In 1966, the Pennsylvania Dutch Noodle Company started selling their dried "fettuccine egg noodles" with an "Alfredo" recipe on the package. In addition to the traditional Parmesan cheese and butter, this version also included Swiss cheese and cream.[42][43]
In 1977, Armando Di Lelio (Alfredo's son) and a partner opened a restaurant called "Alfredo's" near Rockefeller Center in New York, and several years later, another in Epcot at Disney World—both of which have since closed.[44] More recently, Ines Di Lelio (Alfredo's granddaughter) has operated or licenced the "Il Vero Alfredo" name to restaurants in Mexico and Saudi Arabia.[45][46][47]
The two largest full-service Italian-American restaurant chains, Olive Garden and Carrabba's Italian Grill, both serve and advertise the dish widely.[48] A smaller chain, Il Fornaio, which says that its goal is, to "provide our guests with the most authentic Italian experience outside of Italy", does not serve fettuccine Alfredo.[49]
Some American food writers recommend that home cooks follow Di Lelio's three ingredient formula. Writing in Bon Appétit, the Italian-American chef Carla Lalli Music notes that "American cooks added heavy cream or half-and-half to thicken and enrich the sauce. To each their own, but no authentic fettuccine Alfredo recipe should include cream (because it dulls the flavor of the cheese)."[50]
The dish has its enthusiasts and its detractors. In 2018, the restaurant critic Pete Wells said of one version, "The Alfredo sauce, sweetly dripping from the fettuccine like rain from a leaf, hit me like a prescription opiate that had been specifically engineered for my opiate receptors. It's been a long time since I'd had fettuccine Alfredo";[51] In 1981, the travel writer Paul Hoffman called the Roman versions "one of the most tempting and at the same time simplest pasta specialties".[29] On the other hand, the food writer Gillian Riley says that the fettuccine of Rome "hardly need Alfredo's gross sauce of butter, cream [sic], and cheese".[52]
The American nutrition advocate Michael Jacobson described fettuccine Alfredo as a "heart attack on a plate".[53]

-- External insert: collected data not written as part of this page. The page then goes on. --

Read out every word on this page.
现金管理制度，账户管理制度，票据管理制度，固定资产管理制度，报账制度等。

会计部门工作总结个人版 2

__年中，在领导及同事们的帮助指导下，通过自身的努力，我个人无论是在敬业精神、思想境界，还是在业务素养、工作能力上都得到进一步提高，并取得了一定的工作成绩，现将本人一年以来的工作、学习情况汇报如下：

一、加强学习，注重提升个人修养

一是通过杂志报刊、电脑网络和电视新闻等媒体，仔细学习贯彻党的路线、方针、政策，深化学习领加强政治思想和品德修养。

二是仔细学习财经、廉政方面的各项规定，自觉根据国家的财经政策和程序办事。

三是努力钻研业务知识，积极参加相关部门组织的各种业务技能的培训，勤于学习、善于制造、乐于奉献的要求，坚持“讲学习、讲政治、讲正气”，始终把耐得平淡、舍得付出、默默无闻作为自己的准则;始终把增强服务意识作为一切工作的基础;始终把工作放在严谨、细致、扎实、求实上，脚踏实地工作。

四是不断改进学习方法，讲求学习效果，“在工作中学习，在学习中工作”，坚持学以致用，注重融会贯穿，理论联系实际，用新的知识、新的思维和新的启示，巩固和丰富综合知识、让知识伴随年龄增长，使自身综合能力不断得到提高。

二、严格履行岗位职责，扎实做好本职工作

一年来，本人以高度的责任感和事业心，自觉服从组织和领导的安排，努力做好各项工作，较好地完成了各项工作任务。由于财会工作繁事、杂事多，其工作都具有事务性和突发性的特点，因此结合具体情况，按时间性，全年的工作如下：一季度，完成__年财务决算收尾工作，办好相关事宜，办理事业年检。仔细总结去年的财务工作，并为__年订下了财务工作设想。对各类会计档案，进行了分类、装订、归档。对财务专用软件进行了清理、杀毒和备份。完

In the United States, shelf-stable Alfredo sauce is sold by brands such as Ragú, Trader Joe's, Whole Foods Market, Bertolli, Kroger, Classico, Prego, Rao's, Newman's Own, Signature Select, and Saclà in glass jars for home cooks. Giovanni Rana and Buitoni sell fresh Alfredo sauces in plastic tubs that must be refrigerated. The Alaska Seasoning Company makes "Alfredo sauce powder", a spice mix to which, according to the company, one "simply [adds] cream [to] make a restaurant style Alfredo Sauce".[54] These sauces are marketed at various price points and quality levels, and are often reviewed in food related publications.[55][56][57][58]
The British retailer ASDA sells a version called "New York creamy chicken Alfredo sauce".[59]
Other Alfredo variants and formats such as pre-packaged fresh, boil-in-bag, or frozen meals are also widely available in the United States.[60][61][62][63] In the late 1970s, McDonald's experimented with a dinner menu that included fettuccine Alfredo, pizza, lasagna, and McSpaghetti. These options are no longer available in America.[64]
In Italy, Alfredo alla Scrofa began offering its own version of salsa Alfredo in 2020. Sold in glass jars and promoted as using only the highest quality ingredients, the sauce contains Parmesan (43%), water, butter, rice flour, and sunflower seed oil—but no cream.[65][66]
Fettuccine Alfredo, originated at the famous Alfredo's in Rome, is another specialty ($1.65).